Republicans join criminals to scorn the will of the people
November’s Republican victory didn’t frighten our power mad president, who has proved time and again how he feels about the will of the people. Why should he care? The GOP is in the process of kicking the can down the road once again. Republicans have yet to successfully put a halt to anything Obama feels like doing.
What do people want from their government? How did we manage to end the year rewarding criminals and mocking the will of the people? One thing most of us want from all levels of government is to be protected from criminals. We don’t want our houses broken into. We don’t want to be robbed on the subway or on the way to dinner. Certainly, we don’t want to watch public officials rewarding criminals by making it easier to not be identified.
A December 8, 2014 White House press conference discussed profiling, Ferguson, the murder of American hostages, and the president’s dim view of enhanced interrogation.4 The words “crime” and “criminals” were never used, perhaps because the anti-profiling push is not about deterring crime. Stopping profiling is about rewarding criminals for what makes them potential civil rights cases.
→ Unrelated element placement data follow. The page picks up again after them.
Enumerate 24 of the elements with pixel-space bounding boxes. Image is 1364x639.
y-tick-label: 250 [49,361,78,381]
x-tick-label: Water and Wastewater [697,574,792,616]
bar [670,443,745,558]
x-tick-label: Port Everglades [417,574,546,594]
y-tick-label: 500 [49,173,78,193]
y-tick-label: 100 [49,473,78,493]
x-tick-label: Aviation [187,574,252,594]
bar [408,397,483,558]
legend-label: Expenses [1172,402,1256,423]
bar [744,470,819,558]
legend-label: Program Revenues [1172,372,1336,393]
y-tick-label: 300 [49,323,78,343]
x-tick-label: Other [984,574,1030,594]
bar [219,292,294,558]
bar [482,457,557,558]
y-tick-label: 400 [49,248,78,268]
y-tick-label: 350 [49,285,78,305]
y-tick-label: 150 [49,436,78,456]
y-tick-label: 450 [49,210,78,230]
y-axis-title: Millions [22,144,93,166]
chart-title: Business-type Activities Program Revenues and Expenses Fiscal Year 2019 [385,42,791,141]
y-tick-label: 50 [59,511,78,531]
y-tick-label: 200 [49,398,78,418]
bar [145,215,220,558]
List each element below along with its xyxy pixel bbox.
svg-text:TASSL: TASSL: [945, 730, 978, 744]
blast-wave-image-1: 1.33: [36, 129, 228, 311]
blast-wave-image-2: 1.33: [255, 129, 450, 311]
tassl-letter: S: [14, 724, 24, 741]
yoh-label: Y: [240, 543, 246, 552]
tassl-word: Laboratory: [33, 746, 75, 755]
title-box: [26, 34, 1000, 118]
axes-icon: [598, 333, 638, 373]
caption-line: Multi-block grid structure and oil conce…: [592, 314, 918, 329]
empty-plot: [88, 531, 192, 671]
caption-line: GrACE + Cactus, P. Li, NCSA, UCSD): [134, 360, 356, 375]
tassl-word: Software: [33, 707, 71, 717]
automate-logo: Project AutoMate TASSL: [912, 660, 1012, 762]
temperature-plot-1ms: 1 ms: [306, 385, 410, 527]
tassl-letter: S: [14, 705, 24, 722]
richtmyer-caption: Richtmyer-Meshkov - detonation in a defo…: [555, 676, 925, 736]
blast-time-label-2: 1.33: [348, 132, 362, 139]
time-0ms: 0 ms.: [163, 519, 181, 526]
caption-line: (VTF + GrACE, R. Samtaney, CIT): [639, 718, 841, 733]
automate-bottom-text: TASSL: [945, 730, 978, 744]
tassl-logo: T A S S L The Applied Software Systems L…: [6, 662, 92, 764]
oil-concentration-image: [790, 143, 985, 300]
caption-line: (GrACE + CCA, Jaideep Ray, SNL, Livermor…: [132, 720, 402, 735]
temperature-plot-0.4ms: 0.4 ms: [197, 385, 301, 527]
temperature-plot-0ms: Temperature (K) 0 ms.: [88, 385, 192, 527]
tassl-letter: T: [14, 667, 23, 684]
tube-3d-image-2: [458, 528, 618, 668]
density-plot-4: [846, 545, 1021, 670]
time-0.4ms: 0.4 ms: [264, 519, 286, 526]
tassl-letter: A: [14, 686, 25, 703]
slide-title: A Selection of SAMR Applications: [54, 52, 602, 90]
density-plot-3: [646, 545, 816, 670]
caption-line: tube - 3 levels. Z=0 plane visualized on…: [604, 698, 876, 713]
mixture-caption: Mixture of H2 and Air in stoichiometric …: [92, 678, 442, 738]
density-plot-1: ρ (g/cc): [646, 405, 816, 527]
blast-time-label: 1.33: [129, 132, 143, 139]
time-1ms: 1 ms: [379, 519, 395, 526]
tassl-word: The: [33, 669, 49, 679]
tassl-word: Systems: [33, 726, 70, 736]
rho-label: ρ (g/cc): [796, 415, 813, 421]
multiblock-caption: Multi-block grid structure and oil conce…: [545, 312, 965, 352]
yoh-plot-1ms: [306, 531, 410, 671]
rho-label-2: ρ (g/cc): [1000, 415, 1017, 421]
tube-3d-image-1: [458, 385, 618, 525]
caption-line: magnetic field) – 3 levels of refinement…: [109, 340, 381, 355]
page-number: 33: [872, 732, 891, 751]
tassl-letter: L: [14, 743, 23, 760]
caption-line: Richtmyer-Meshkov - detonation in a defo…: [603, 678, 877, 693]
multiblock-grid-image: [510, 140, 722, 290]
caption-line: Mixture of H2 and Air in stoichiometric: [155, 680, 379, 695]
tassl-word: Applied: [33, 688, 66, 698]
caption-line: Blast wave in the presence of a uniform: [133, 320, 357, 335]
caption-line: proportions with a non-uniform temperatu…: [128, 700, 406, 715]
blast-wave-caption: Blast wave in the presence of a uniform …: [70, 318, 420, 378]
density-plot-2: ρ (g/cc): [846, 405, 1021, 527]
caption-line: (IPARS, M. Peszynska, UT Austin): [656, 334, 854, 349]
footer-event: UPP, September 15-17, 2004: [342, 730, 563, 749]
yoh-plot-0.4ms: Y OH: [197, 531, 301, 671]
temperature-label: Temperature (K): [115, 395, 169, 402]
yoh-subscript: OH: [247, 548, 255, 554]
As he boasted a budget that has trimmed a barely worth mentioning $176 billion in discretionary spending since 2010,5 John Boehner assured voters that the will of the people was being answered with his newest effort at compromise:
The bill contains a number of important measures to fulfill the people’s priorities, including protecting jobs, stopping wasteful spending, reining in government overreach, and funding our national security.6
Reining in government overreach? The growing anti-profiling campaign and interference with local law enforcement, combined with the Obama administration’s increasingly lax attitude towards illegal and even criminal aliens, argues just the opposite. Boehner can talk about the will of the people all he wants. He knows it doesn’t matter. He also knows it’s more fun to play games with Democrats than weather the bad press of doing the things that, sooner or later, will have to be done to save this country from government stupidity. Washington may be mocking the will of the people, but the people are a lot smarter than anyone calling the shots.